Woods pleads guilty to careless driving and faces two five-year driver's license suspensions that the judge allows to run concurrently, meaning they will not stack… pic.twitter.com/lkTKawPBXO
— Fox News (@FoxNews) September 2, 2026
El propio Tiger explicó a los agentes que había tomado varios medicamentos con receta aquel día. Poco después de hacerse público el arresto, anunció que se apartaba temporalmente de sus actividades para someterse a tratamiento y centrarse en su salud.
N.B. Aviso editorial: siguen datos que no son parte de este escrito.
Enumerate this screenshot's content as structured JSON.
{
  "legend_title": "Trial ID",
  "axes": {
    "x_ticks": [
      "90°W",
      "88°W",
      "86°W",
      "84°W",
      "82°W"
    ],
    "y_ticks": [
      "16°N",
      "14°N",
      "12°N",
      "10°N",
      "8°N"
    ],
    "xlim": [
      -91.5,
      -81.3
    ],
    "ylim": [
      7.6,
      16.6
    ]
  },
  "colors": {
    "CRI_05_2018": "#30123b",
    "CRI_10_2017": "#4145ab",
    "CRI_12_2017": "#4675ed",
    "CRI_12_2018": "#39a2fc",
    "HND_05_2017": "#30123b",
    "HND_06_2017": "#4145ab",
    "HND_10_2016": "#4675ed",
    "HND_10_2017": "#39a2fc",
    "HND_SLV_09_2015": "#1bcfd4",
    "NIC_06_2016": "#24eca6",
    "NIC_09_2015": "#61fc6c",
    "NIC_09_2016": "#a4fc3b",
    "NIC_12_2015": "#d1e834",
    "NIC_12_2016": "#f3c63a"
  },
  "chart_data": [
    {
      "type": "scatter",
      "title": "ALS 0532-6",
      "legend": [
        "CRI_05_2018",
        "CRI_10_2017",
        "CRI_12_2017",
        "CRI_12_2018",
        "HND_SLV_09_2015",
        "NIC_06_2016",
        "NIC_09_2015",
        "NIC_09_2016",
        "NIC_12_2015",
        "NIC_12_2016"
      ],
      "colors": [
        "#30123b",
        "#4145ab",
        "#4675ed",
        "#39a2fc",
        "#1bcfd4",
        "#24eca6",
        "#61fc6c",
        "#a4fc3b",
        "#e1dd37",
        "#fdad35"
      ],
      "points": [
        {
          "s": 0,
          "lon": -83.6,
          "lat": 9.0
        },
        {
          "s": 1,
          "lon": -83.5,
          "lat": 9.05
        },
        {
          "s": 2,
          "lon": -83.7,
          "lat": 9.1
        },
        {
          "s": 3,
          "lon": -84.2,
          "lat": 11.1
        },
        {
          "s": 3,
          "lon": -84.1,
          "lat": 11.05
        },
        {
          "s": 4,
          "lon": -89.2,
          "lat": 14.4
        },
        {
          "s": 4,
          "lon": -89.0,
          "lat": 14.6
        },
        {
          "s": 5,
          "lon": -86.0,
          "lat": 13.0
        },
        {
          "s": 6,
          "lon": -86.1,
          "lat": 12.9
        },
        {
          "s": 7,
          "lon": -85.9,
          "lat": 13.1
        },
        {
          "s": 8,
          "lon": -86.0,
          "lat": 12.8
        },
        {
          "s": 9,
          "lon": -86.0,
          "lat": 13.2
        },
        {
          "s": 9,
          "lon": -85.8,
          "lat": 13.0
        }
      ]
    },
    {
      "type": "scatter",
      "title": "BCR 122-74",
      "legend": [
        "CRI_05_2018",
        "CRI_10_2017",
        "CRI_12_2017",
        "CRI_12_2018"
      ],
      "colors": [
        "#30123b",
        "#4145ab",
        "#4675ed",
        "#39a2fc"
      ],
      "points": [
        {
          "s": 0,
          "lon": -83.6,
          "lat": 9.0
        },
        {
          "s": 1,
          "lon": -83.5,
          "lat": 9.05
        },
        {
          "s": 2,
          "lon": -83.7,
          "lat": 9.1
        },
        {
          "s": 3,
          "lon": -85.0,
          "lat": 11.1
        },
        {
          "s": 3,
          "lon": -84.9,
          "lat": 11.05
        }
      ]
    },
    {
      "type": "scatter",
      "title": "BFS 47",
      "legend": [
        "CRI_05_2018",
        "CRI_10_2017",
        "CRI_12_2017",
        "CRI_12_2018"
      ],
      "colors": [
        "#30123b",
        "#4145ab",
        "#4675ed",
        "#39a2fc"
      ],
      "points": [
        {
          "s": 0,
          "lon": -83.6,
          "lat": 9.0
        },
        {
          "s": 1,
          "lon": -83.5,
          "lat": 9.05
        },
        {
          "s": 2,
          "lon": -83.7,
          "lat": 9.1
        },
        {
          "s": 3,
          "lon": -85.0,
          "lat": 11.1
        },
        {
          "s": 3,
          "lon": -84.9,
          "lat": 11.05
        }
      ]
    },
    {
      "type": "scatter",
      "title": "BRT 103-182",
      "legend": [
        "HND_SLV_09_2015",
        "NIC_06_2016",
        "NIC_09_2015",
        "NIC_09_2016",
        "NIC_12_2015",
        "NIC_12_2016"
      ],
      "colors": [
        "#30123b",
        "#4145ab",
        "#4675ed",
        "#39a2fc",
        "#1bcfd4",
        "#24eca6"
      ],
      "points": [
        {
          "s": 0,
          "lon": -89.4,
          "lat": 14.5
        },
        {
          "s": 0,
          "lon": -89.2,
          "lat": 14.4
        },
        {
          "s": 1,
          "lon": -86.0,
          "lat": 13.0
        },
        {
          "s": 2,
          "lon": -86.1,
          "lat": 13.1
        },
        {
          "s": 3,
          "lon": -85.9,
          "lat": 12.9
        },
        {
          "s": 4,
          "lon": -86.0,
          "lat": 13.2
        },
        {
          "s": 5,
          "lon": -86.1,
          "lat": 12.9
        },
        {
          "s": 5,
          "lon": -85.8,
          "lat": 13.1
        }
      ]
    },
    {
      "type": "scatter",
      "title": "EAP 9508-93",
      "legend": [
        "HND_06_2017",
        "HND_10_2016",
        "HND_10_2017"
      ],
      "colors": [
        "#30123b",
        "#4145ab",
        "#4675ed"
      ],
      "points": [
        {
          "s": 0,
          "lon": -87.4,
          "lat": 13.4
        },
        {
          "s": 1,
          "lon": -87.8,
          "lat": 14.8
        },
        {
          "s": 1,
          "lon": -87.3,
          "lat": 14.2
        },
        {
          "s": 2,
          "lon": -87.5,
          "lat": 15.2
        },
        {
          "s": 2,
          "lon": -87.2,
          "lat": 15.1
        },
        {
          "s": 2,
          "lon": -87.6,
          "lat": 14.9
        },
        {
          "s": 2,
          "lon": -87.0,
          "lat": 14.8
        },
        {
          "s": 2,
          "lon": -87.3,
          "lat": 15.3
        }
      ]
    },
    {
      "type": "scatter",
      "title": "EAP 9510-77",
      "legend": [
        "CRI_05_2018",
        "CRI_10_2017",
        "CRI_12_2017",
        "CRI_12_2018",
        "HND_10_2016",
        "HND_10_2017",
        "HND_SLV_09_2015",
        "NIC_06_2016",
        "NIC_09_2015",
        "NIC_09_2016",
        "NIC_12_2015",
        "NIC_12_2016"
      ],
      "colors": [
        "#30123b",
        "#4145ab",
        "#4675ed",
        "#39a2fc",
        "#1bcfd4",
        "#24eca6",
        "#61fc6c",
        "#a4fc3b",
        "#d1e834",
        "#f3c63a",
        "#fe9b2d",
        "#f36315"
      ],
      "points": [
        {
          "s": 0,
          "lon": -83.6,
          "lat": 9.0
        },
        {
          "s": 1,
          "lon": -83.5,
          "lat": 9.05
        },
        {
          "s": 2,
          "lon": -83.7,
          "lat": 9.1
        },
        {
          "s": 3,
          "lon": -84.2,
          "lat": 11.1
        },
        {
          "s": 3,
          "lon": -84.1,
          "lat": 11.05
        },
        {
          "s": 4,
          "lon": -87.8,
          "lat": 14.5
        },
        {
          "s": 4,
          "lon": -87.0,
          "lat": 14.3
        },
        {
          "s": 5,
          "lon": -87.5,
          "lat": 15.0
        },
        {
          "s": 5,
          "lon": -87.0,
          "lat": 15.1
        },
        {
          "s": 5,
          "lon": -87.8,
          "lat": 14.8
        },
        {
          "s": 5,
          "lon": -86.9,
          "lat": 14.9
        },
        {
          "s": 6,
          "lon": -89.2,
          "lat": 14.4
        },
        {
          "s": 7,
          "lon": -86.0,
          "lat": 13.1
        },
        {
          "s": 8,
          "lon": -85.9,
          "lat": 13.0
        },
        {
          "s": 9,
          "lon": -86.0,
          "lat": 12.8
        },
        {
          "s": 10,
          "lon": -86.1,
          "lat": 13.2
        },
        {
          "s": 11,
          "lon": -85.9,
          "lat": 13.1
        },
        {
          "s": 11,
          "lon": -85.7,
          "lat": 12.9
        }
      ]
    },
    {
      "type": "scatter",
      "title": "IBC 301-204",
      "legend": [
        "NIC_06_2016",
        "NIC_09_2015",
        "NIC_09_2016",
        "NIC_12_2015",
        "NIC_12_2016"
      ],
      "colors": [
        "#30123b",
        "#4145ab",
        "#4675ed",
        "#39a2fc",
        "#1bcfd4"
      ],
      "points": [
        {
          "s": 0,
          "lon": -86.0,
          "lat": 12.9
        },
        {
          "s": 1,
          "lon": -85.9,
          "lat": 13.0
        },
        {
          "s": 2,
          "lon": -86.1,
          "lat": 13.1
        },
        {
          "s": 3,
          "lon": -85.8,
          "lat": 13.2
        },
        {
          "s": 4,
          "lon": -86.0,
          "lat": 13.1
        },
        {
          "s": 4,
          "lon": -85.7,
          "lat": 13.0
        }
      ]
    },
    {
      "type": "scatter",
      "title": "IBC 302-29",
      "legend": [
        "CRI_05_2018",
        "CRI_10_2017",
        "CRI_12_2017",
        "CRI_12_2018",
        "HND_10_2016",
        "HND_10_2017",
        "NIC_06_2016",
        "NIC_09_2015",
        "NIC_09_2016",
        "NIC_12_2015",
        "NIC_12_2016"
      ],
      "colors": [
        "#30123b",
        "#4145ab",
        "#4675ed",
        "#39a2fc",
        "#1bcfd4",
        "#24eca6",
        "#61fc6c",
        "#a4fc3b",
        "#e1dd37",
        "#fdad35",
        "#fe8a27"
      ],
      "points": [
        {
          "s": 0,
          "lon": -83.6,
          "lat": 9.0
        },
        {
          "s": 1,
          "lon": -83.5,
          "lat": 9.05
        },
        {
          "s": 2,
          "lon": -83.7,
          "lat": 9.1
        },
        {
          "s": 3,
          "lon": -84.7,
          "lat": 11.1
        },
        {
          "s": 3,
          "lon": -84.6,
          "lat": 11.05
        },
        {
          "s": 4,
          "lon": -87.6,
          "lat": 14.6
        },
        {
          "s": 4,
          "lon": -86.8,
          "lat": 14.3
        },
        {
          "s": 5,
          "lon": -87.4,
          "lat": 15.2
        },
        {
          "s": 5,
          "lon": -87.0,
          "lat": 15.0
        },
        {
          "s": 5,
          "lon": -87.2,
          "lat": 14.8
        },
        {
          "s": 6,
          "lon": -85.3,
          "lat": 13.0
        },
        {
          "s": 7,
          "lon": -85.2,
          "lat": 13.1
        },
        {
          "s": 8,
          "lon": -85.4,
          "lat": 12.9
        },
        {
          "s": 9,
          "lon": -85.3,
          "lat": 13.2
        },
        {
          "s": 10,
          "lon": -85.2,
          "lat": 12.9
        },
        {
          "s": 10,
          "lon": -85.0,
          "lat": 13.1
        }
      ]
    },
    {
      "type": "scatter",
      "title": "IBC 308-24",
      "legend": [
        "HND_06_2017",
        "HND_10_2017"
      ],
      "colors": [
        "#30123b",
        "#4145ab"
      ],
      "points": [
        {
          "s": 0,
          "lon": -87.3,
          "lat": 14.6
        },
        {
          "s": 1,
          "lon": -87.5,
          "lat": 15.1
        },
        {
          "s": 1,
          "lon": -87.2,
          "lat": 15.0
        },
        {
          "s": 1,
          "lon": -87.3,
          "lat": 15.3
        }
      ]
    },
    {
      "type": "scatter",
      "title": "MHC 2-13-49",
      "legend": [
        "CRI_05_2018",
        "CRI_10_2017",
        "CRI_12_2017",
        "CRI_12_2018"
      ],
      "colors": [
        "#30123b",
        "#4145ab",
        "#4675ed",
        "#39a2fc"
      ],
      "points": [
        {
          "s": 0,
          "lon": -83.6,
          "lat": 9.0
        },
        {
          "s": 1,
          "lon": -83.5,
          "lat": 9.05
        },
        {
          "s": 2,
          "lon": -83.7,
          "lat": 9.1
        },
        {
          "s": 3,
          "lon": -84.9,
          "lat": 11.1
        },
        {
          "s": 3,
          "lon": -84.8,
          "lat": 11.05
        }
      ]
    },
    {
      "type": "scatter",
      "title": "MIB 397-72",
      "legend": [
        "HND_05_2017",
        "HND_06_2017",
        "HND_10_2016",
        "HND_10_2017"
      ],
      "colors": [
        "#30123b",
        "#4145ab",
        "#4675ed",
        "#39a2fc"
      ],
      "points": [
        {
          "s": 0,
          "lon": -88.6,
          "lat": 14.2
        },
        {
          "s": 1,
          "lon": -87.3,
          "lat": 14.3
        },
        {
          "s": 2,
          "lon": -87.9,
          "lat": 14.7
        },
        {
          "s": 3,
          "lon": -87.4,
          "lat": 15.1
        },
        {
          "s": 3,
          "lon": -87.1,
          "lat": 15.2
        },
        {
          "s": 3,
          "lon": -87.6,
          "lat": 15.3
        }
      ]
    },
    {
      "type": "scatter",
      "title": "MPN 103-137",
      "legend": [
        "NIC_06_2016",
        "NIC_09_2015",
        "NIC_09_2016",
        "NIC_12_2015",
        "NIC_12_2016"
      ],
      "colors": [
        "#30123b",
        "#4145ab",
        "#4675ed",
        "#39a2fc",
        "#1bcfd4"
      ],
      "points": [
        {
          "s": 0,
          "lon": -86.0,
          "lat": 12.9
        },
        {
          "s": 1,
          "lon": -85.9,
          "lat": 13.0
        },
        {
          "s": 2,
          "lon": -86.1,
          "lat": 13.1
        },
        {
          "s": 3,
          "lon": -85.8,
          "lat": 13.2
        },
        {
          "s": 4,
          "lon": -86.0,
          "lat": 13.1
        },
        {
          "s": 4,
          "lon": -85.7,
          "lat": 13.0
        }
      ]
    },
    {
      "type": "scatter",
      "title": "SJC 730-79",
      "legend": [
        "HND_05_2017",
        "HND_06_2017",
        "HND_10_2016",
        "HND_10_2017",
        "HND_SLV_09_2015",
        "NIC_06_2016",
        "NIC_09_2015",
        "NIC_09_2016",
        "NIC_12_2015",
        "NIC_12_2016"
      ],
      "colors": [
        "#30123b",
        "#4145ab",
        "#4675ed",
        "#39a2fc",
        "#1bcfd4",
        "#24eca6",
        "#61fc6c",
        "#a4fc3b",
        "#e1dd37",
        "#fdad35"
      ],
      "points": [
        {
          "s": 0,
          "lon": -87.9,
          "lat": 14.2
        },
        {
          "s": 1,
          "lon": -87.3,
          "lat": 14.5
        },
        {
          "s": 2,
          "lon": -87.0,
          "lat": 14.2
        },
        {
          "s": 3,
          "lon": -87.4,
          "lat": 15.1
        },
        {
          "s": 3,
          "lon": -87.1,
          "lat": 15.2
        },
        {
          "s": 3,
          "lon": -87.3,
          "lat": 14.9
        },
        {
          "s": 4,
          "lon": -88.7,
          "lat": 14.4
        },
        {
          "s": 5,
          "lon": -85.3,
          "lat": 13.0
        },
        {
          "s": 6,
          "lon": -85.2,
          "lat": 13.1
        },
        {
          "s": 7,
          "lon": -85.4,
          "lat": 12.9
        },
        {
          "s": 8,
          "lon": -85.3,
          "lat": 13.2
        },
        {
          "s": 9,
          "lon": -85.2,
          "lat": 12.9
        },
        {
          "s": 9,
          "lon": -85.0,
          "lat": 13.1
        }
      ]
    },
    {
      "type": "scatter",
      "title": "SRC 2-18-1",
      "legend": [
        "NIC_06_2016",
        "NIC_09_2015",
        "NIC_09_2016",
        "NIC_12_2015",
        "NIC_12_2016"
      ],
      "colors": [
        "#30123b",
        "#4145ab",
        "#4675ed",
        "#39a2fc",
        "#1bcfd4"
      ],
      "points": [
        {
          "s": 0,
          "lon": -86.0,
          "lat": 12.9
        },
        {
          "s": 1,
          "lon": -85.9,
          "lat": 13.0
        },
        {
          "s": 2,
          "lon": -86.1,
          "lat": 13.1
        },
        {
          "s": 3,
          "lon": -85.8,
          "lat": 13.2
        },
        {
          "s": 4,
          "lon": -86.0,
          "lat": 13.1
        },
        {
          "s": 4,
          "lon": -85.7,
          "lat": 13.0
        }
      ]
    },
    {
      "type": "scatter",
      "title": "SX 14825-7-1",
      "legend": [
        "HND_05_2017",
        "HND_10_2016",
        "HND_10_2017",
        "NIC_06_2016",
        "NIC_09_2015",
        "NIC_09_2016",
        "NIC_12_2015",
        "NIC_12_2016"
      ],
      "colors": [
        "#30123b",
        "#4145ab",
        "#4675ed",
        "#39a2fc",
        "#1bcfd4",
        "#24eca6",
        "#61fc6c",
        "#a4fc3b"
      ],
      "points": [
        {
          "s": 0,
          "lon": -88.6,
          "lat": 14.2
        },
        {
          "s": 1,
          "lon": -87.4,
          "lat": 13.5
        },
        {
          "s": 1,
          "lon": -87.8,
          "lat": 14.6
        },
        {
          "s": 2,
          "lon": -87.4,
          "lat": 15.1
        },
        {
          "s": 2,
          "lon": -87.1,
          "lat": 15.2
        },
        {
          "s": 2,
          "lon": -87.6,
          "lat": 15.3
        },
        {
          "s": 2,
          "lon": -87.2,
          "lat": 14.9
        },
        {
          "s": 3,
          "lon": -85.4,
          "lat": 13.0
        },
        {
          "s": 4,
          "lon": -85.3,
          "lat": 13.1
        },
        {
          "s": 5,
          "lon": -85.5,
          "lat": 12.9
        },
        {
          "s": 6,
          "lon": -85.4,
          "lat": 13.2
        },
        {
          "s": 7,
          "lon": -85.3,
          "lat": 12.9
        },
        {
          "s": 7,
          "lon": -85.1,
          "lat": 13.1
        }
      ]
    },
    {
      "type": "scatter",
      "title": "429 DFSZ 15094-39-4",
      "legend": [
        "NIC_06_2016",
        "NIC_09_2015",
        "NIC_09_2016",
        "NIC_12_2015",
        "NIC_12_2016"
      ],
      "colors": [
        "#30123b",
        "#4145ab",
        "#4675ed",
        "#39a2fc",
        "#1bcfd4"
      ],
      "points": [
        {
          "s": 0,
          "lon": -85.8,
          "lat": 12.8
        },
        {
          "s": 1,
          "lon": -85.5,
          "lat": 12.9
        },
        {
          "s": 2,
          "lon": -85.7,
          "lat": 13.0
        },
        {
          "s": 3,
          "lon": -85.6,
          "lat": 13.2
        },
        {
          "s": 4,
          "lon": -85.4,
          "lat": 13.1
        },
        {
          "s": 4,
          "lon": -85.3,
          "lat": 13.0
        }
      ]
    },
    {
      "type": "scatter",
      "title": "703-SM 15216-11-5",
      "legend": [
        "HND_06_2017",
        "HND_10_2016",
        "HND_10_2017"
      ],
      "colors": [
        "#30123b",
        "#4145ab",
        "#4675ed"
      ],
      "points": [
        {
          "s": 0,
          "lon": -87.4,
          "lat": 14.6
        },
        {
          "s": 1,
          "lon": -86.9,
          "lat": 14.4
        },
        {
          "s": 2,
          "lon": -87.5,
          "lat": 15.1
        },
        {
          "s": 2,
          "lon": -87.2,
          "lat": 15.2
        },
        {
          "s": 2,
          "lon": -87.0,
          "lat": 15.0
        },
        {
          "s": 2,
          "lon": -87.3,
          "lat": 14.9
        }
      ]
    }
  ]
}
La Justicia le autorizó posteriormente a abandonar Estados Unidos para ingresar en un centro de tratamiento en Europa.
No era el primer episodio de estas características para Woods. En 2017 fue detenido también en Florida por un presunto DUI después de que la Policía lo encontrara dormido al volante. En aquella ocasión tampoco había consumido alcohol y atribuyó su estado a una combinación de medicamentos. El caso terminó igualmente con un acuerdo por el que se declaró culpable de conducción temeraria.
El episodio de marzo provocó una nueva interrupción en la actividad pública de una leyenda del golf cuya carrera ha estado marcada durante los últimos años por las lesiones, las operaciones y los accidentes. Woods todavía no ha regresado a la competición desde entonces, aunque reapareció públicamente el pasado 23 de junio para participar en la presentación de los planes del PGA Tour para remodelar su calendario a partir de 2028 y continúa ejerciendo como presidente del Future Competition Committee del circuito estadounidense.